If greater the binding energy per nucleon, more the stability, then why is Uranium (7.7MeV/nucleon) unstable? My book says that if the binding energy per nucleon is high, then the nucleus is stable, which is why Fe (iron), with 8.8 MeV, is most stable. Why then is Uranium unstable and subject to nuclear decay?
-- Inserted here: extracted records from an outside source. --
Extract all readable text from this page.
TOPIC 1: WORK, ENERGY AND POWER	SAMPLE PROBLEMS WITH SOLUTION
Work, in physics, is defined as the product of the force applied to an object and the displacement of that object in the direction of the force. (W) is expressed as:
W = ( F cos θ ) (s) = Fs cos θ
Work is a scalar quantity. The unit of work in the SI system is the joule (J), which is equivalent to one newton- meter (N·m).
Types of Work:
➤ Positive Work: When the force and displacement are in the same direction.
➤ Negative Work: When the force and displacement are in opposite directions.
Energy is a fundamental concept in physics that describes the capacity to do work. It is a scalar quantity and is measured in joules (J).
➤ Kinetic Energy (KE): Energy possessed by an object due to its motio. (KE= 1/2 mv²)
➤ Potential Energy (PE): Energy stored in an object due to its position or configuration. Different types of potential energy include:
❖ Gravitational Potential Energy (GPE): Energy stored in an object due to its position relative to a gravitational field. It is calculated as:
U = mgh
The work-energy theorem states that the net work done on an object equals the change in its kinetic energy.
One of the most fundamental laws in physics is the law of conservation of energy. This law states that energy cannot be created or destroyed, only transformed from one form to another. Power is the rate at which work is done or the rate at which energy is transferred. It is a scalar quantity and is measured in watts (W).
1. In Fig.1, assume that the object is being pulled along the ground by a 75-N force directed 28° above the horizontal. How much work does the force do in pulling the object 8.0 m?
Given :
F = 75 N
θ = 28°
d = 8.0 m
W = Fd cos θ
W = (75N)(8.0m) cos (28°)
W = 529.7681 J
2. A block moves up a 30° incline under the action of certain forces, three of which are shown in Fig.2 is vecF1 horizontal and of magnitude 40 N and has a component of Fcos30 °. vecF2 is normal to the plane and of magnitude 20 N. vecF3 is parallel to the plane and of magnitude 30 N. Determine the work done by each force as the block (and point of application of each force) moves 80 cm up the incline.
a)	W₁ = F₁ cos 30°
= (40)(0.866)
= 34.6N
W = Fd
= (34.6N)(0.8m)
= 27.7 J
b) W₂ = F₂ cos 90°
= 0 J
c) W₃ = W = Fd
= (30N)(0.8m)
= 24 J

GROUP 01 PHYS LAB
 A: The ${^{280}}{U}{} $ is far from the line of stability and can decay get closer to the line of stability. Consider the nucleus ${^{280}}{U} $, the alpha decay reaction is given by
$${^{280}}{U}\rightarrow {^{226}}{\text{Th}}+\alpha$$
If you go about finding $Q$-value for the reaction then you will find that
$$Q=[M({^{280}}{U})-M({^{226}}{\text{Th}})-M({^{4}}{\text{He}})]c^2=6.0\ \text{MeV}$$
So that alpha decay is allowed, because $Q>0$.
These heavy nuclei have increasingly stronger Coulomb repulsion as protons are added. The expulsion of two protons (along with two neutrons) in the form of an alpha particle may decrease this column energy and make the resulting nucleus more stable.
A: the nuclear binding energy curve results from a tug-of-war between the strong nuclear force, which makes protons and neutrons stick together, and the electrostatic repulsion between protons, which makes them want badly to fly apart. Because the strong force is extremely short-ranged, the nucleons need to be nearest neighbors for that attractive force to act. On the other hand, the electrostatic repulsion is long-ranged, so that every proton in the assemblage is actively repelling every other proton present.
As you make nuclei bigger than iron, the repulsion effect grows progressively stronger, the resulting nucleus progressively less stable, and thereby more susceptible to either fissioning spontaneously or undergoing some other type of decay process.